If you doubt his talent, you didn't see the game Querrey flashed during his opening match Tuesday afternoon against 22nd-seeded Tomas Berdych of the Czech Republic. Last August, Berdych was a top-10 player. He has one win over Roger Federer and three over Rafael Nadal. Last time he played Querrey, five months back, Berdych lost just three games.

But Tuesday, in one of this tournament's most surprising early results, the lanky, 6-foot-6 Querrey did the steamrolling, winning, 6-3, 6-1, 6-2. It was a match that fully displayed the kind of loose, hard-hitting, potentially devastating game that should warm the hearts of those worried about the future of American tennis.

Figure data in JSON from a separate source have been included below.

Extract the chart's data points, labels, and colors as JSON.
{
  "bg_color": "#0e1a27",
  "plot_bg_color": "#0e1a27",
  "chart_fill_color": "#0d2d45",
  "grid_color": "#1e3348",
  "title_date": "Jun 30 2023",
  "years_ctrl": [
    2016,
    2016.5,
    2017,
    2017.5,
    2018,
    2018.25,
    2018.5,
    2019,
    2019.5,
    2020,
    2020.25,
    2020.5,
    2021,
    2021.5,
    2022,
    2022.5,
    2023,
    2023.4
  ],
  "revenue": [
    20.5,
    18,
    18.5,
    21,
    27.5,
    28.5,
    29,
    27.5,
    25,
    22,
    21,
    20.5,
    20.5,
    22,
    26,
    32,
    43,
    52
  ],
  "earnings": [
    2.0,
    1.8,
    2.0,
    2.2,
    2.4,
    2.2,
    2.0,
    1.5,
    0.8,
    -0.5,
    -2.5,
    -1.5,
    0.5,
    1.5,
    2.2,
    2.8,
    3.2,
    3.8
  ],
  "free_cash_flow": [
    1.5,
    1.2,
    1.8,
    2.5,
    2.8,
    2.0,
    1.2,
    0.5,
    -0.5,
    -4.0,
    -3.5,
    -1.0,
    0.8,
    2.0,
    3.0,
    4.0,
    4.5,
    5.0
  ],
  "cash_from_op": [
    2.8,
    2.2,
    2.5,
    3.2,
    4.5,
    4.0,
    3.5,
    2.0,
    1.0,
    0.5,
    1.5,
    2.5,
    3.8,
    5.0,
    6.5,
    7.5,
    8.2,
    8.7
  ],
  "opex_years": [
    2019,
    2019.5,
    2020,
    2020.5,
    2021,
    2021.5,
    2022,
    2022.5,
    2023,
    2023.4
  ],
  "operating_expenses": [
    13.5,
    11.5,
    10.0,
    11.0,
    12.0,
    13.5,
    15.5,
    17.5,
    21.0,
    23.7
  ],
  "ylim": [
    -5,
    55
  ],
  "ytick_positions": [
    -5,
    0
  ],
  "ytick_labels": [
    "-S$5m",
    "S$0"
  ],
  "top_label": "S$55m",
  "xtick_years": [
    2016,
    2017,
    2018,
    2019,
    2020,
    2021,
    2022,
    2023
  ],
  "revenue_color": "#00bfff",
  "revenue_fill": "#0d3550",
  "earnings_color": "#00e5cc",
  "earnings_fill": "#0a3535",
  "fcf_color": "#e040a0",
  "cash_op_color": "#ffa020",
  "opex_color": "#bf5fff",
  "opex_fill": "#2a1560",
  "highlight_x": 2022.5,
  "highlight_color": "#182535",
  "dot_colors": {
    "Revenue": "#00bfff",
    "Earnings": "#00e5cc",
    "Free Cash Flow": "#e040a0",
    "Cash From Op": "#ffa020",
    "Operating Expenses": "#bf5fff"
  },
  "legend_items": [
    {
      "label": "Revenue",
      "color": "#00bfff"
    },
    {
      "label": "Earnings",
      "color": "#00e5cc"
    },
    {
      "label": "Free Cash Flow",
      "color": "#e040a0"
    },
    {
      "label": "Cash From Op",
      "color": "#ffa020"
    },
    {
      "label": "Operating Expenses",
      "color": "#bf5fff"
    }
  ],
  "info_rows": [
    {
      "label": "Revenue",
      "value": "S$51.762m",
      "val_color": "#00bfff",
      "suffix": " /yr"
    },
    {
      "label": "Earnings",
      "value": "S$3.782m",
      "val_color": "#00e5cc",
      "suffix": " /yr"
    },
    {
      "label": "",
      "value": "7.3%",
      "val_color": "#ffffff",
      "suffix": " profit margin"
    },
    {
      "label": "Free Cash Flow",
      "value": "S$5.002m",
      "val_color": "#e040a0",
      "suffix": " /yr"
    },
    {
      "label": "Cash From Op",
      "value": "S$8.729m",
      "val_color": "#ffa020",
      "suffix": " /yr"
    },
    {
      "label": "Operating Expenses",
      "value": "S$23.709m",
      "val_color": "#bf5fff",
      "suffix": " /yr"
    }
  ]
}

"One of those days where everything just goes right," said Querrey, who felt so good about his win that he called it one of the top three matches he's played. Querrey broke Berdych, possessor of a cannon serve, twice to start the match. He played the rest of the way with an easy flow, backing his big serve with an aggressive baseline game, pinning Berdych back with strokes that seemed to catapult from his racket, his arms free of any noticeable tension.

"I just like to be loose," Querrey said. "I've always been that way. . . . I just do what works for me."

It's refreshing, in this the age of the pampered and insecure, to find a young athlete who seems as comfortable in his own skin as this one. Maybe it's the way he grew up. American tennis is overly infatuated with sending young players away from their parents and off to assembly-line tennis factories.